九太(右側)は自分を育てた父であり師匠のバケモノ・クマテツと様々な困難を乗り越え成長していく。

細田守氏

細田守監督(48)は日本アニメーション界の新しい巨匠だ。

独特の世界観とエンターテインメント的な要素を巧みに組み合わせた作品を制作する点で「ポスト宮崎駿」の筆頭に挙げられている。『時をかける少女』(2006)、『サマーウォーズ』(2009)、『おおかみこどもの雨と雪』(2012)など、ファンタジー的な設定に家族と絆の価値を落とし込んだ細田監督の作品は国境を超えて世界の人々から愛されている。自身の家族や日常からインスピレーションを得るという細田監督が父性愛を扱った映画『バケモノの子』(11月25日公開)を世に送り出した。行き場所を失った9歳の少年・九太が偶然バケモノの世界に迷い込み、粗暴なバケモノ・熊徹らと共に暮らしながら青年に成長していくストーリーだ。おおかみの血を持つ平凡ではない姉弟を育てる母親の奮闘を描いた『おおかみこどもの雨と雪』の父親編と見ても差し支えないだろう。

映画は今夏、日本で450万人の観客を集めて細田監督の歴代最高興行作になった。6年ぶりに訪韓した細田監督は父親になったことが今回の作品の出発点だと語った。


「子供をほしいという気持ちで『おおかみこどもの雨と雪』をつくったのですが、その心が神に伝わったのか3年前に男の子が生まれました。子供が様々な人との縁の中でまっすぐ育ってくれたらいいなと思ってこの映画を企画しました」

『おおかみこどもの雨と雪』とは違い、『バケモノの子』では親が子供を育てない。熊徹と彼の仲間のバケモノが九太の「父」であり師匠になって彼の成長を助ける。人間世界の高校生の少女・楓も力を添える。これについて細田監督は、血で繋がっていなくても誰でも子供を育てられるという意味だと説明した。
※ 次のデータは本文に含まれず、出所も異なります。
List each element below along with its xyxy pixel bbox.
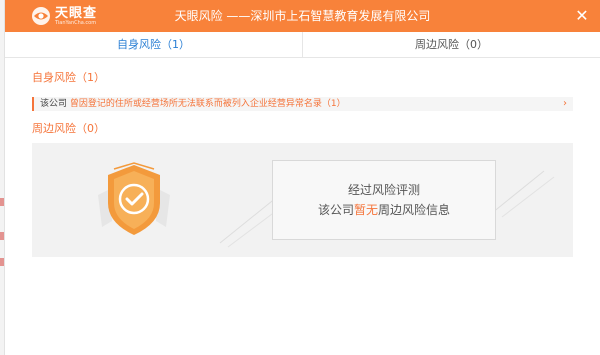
tab-self-risk[interactable]: 自身风险（1） <box>5 32 303 57</box>
logo-name: 天眼查 <box>55 5 98 21</box>
risk-item-prefix: 该公司 <box>40 99 68 109</box>
empty-state-panel: 经过风险评测 该公司暂无周边风险信息 <box>32 143 573 257</box>
logo-subtext: TianYanCha.com <box>55 19 97 26</box>
risk-list-item[interactable]: 该公司 曾因登记的住所或经营场所无法联系而被列入企业经营异常名录（1） › <box>32 97 573 111</box>
risk-tabs: 自身风险（1） 周边风险（0） <box>5 32 600 58</box>
dialog-content: 自身风险（1） 该公司 曾因登记的住所或经营场所无法联系而被列入企业经营异常名录… <box>5 69 600 257</box>
empty-line2-prefix: 该公司 <box>317 203 354 217</box>
tianyancha-logo: 天眼查 TianYanCha.com <box>31 6 97 26</box>
eye-logo-icon <box>32 7 50 25</box>
chevron-right-icon[interactable]: › <box>563 97 567 111</box>
tab-surrounding-risk[interactable]: 周边风险（0） <box>303 32 600 57</box>
self-risk-title: 自身风险（1） <box>32 71 105 84</box>
close-icon[interactable]: ✕ <box>574 8 590 24</box>
empty-line2-suffix: 周边风险信息 <box>378 203 451 217</box>
empty-state-line2: 该公司暂无周边风险信息 <box>273 200 495 220</box>
shield-check-icon <box>98 162 170 235</box>
dialog-header: 天眼风险 ——深圳市上石智慧教育发展有限公司 天眼查 TianYanCha.co… <box>5 0 600 32</box>
empty-state-line1: 经过风险评测 <box>347 183 420 197</box>
empty-line2-highlight: 暂无 <box>353 203 378 217</box>
risk-dialog: 天眼风险 ——深圳市上石智慧教育发展有限公司 天眼查 TianYanCha.co… <box>4 0 600 355</box>
empty-state-message: 经过风险评测 该公司暂无周边风险信息 <box>272 160 496 240</box>
surrounding-risk-title: 周边风险（0） <box>32 122 105 135</box>
risk-item-text: 曾因登记的住所或经营场所无法联系而被列入企业经营异常名录（1） <box>69 99 346 109</box>
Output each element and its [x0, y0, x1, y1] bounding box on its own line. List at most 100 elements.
「未婚や晩婚で出生率が低くなり、新しい形態の家族が登場する現実のなかで、家族とは何か、子供は誰が育てなければならないかに対して問うてみたかったのです。社会全体が親の役割を果たして新しい世代を育てていかなければならないというのがこの映画のメッセージです」

細田監督は「親が子供を育てながら多くのことを学んでいくように、社会も新しい世代を育てながらまた別の成長ができると思います」と付け加えた。ハーマン・ メルヴィルの小説『白鯨』がこの映画の重要なモチーフになっている。九太は「エイハブ船長は鯨でなく、自分自身と戦っている」という楓の言葉から大きな気づきを得る。細田監督はこれを通じて誰が本当のバケモノかを世に問いたかったと語った。

「エイハブ船長は心の中で鯨のモビィ・ディックを悪魔に仕立てあげて自ら悪魔になっていきます。船長が失ったのは片足ではなく心の中の大きな部分です。これは映画に登場する、胸に大きな穴が空いた人間にもつながります。アイデンティティの混乱など内面の暗さを克服できず生きている人々こそが本当のバケモノではないでしょうか」

細田監督は「大衆に奉仕する精神で作品をつくるのが宮崎駿監督との共通点」としながら「アニメは子供たちと一緒に見る公共財的なものなので、前向きな気持ちとメッセージを込めなければならない」と話した。